There are no hard metrics for the size or number of small steps that are likely to cause a real-time-simulation overrun. Moving your model from desktop simulation to real-time simulation is an iterative process. The process, which involves modifying, simulating, and analyzing your model, helps you to determine if the small steps in your model are time limiting or numerous enough to force an overrun.

Experience that you gain by simulating different models on your real-time machine can also help you decide if the small steps in your model are likely to force an overrun. For example, consider a case with two models, M1 and M2, and two different real-time processors, RT1 and RT2. Processors RT1 and RT2 have the same nominal processing speed. Models M1, a mechanical model, and M2, an electrical model, both have a few steps that are 1e-15 seconds. It is possible for model M1 to simulate with sufficiently accurate results on real-time processor RT1, but to incur an overrun or simulate with insufficiently accurate results on real-time processor RT2. It is also possible that model M1 runs to completion with accurate results on RT1 and RT2, whereas model M2 generates an overrun on both processors. These scenarios are possible because the distinct model topologies yield different dynamics and because nominal processing speed is not the only determinant for simulation execution time. Other factors such as the operating system and I/O configuration also affect how simulation execution proceeds on a real-time processor. Familiarity with system dynamics and the processing power of your real-time equipment can guide your decision making when you assess the impact of small step sizes on the real-time viability of a model.

Adjust Model Fidelity or Scope

Modify the model to increase speed or accuracy if your analysis indicates that real-time simulation with the model is likely to have an overrun or yield insufficiently accurate results.

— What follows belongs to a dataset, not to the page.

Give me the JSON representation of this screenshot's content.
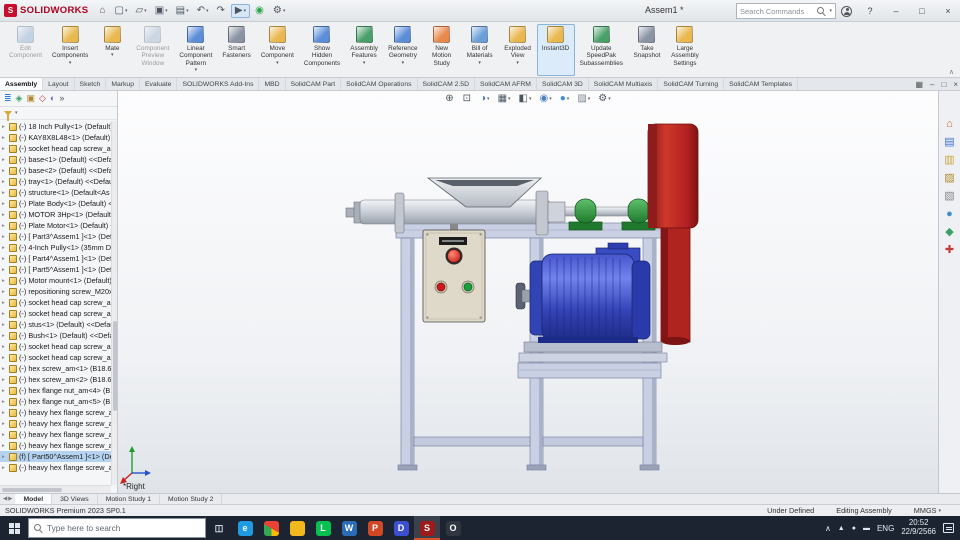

When you evaluate overrun risk, if you find that the simulation uses too many small steps, use these approaches to improve simulation speed:

  • Reduce computation costs.

  • Reduce numerical stiffness.

  • Reduce zero crossings.

  • Reduce fast dynamics.

  • Partition the model for parallel processing.

When you evaluate model accuracy, if you find that the simulation results do not match the reference results, use these approaches to improve model accuracy:

  • Simulink best practices for modeling dynamic systems

  • Simscape essential modeling techniques

Obtain Results with a Variable-Step Solver

Using a Simulink global variable-step solver, obtain results for the modified version of your model.

The step size plot also helps you to:

  • Estimate the maximum step size to use for the fixed-step solver to achieve accurate results during real-time simulation.

  • Identify the exact times when discontinuities or fast dynamics slow down the simulation.

Evaluate Model Accuracy

Compare the results from simulating on the target computer to your reference results. Are the reference and modified model results the same? If not, are they similar enough that the empirical or theoretical data also supports the results from the simulation of the modified model? Is the modified model representing the phenomena that you want it to measure? Is it representing those phenomena correctly? If you plan on using your model to test your controller design, is the model accurate enough to produce results that you can rely on for system qualification? The answers to these questions help you to decide if your real-time results are accurate enough.

Perform Real-Time Simulation Workflow

When variable-simulation results indicate that your model has the speed and accuracy required for real-time processing, you can use the Fixed-Cost Simulation Process to configure your model for fixed-step, fixed-cost simulation.

Return to the Real-Time Model Preparation Workflow

The connector is an entry point for returning to the real-time model preparation workflow from another workflow (for example, the real-time simulation workflow or the hardware-in-the-loop simulation workflow).